The cure for cholera is clean water. Dying from cholera means dying of dehydration, perhaps after repeatedly drinking contaminated water. Countries who once had a problem with cholera no longer have that problem because they have addressed water and sanitation issues. A vaccine would be brilliant, except that it would not solve all the other water borne diseases, and there are many. What is the point in surviving cholera only to die of E Coli or hepetitis E?
Malaria is not so simple but again, countries that now have good water and sanitation no longer have malaria. The Gates Foundation has, quite rightly IMHO, been criticized for taking human resources from other projects, overlapping with existing health projects and distorting health funding. The Foundation has prioritised a few diseases when it's not the diseases that are the main problem. It's the risk factors, such as water and sanitation or acute respiratory infections that we should be concentrating on.
There are two other concerns that receive a lot of the Foundation's money: HIV and genetically modified crops (GM). The foundation is interested in finding a cure for HIV or treating HIV positive people and 'feeding the starving', allegedly. But only if these solutions involve intellectual property, it seems, intellectual property being something very close to the Gates heart.

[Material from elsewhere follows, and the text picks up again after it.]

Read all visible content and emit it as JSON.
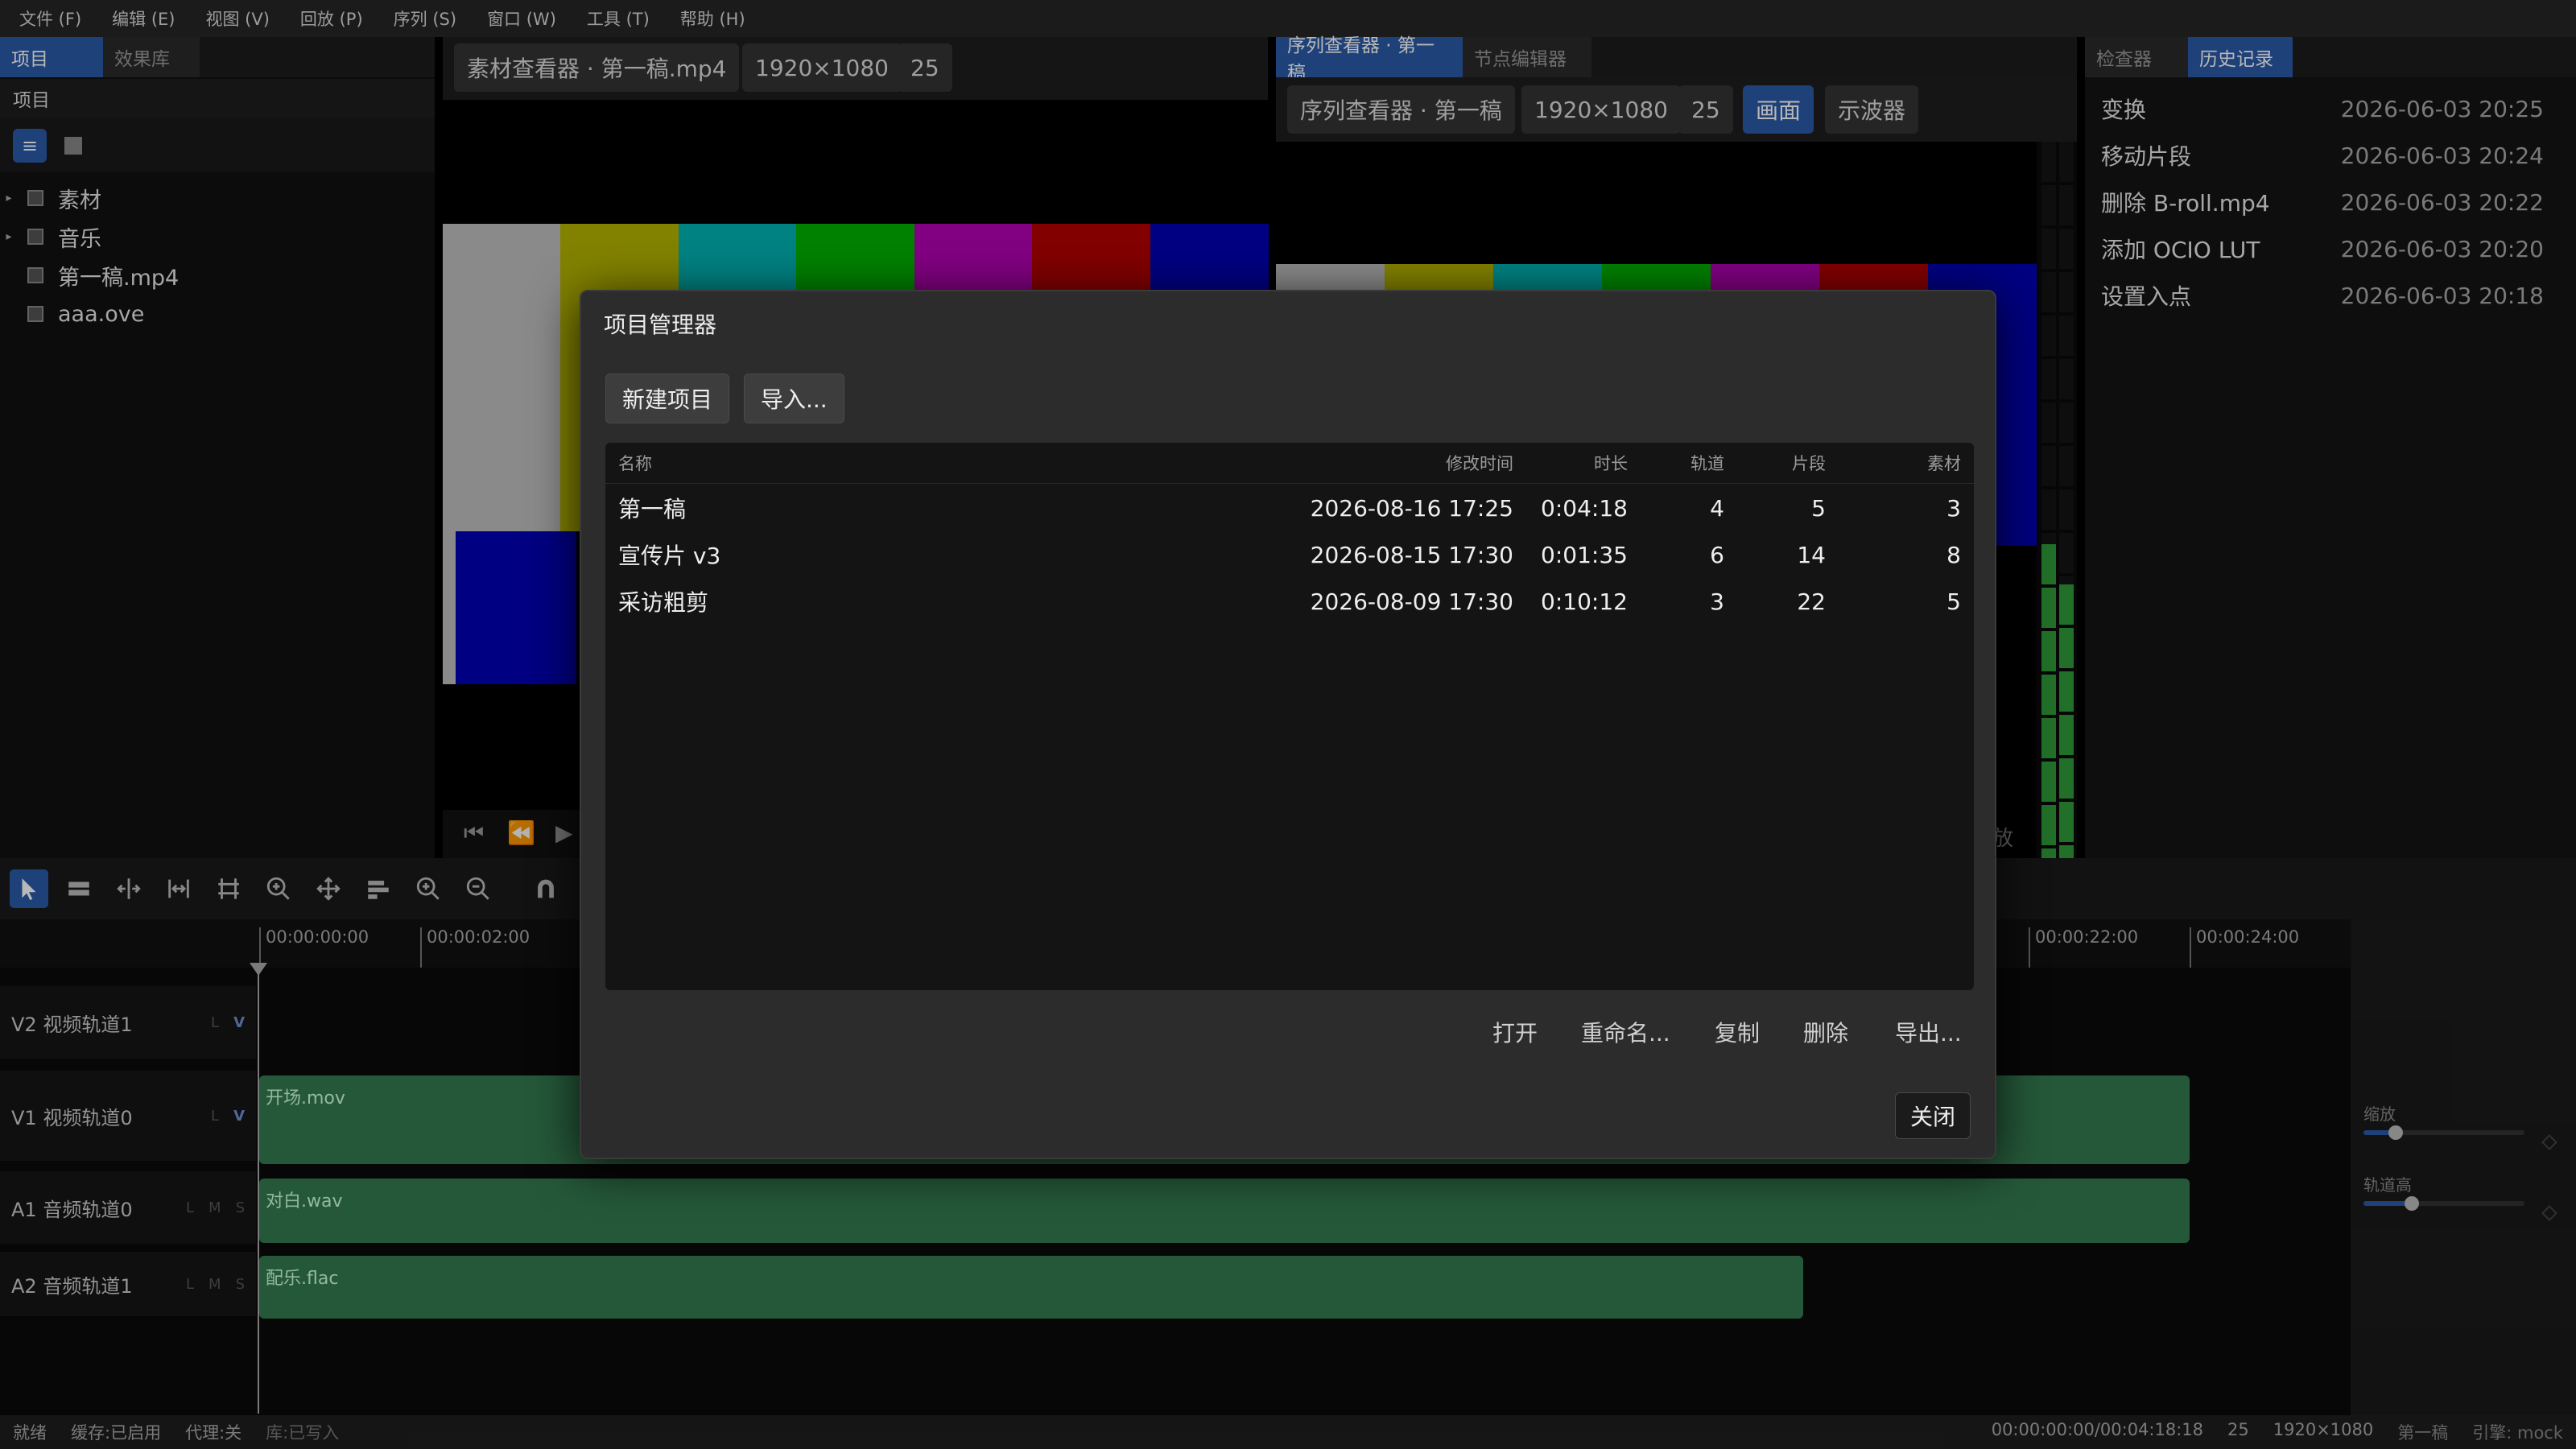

Anti retroviral drugs (ARVs) and GM technologies are pieces of intellectual property. There are very cheaply produced drugs that do the same thing, but US money goes into expensive ARVs, produced by Americans in America. Does this make you think of the free condoms distributed in Mumias?
GM corn is a modified version of the corn that you see hundreds of hectares of between Mumias and Eldoret. But it costs a lot of money and it belongs to the company that produces it, not the person who grows it. A farmer can grow one crop with GM corn before buying more seed, from the GM producer, of course. Using the non GM version, they can save seed and grow corn every year.
Where was I? Oh yes, intermediate technology, such as renewable sources of energy. This technology is owned by whoever uses it. This can be contrasted with high technology, which belongs to very rich multinationals. So, would you choose a cheap technology that eradicates cholera and most other water borne diseases and has many other advantages, or would you choose a very expensive one that only eradicates cholera for those who can afford it? It only works for as long resistance to it is not developed. But then, a new version can be found, at a cost.
Finally, for those working with HIV and AIDS, I hope you have a productive World Aids Day! I'll post the news from Mumias later today or tomorrow.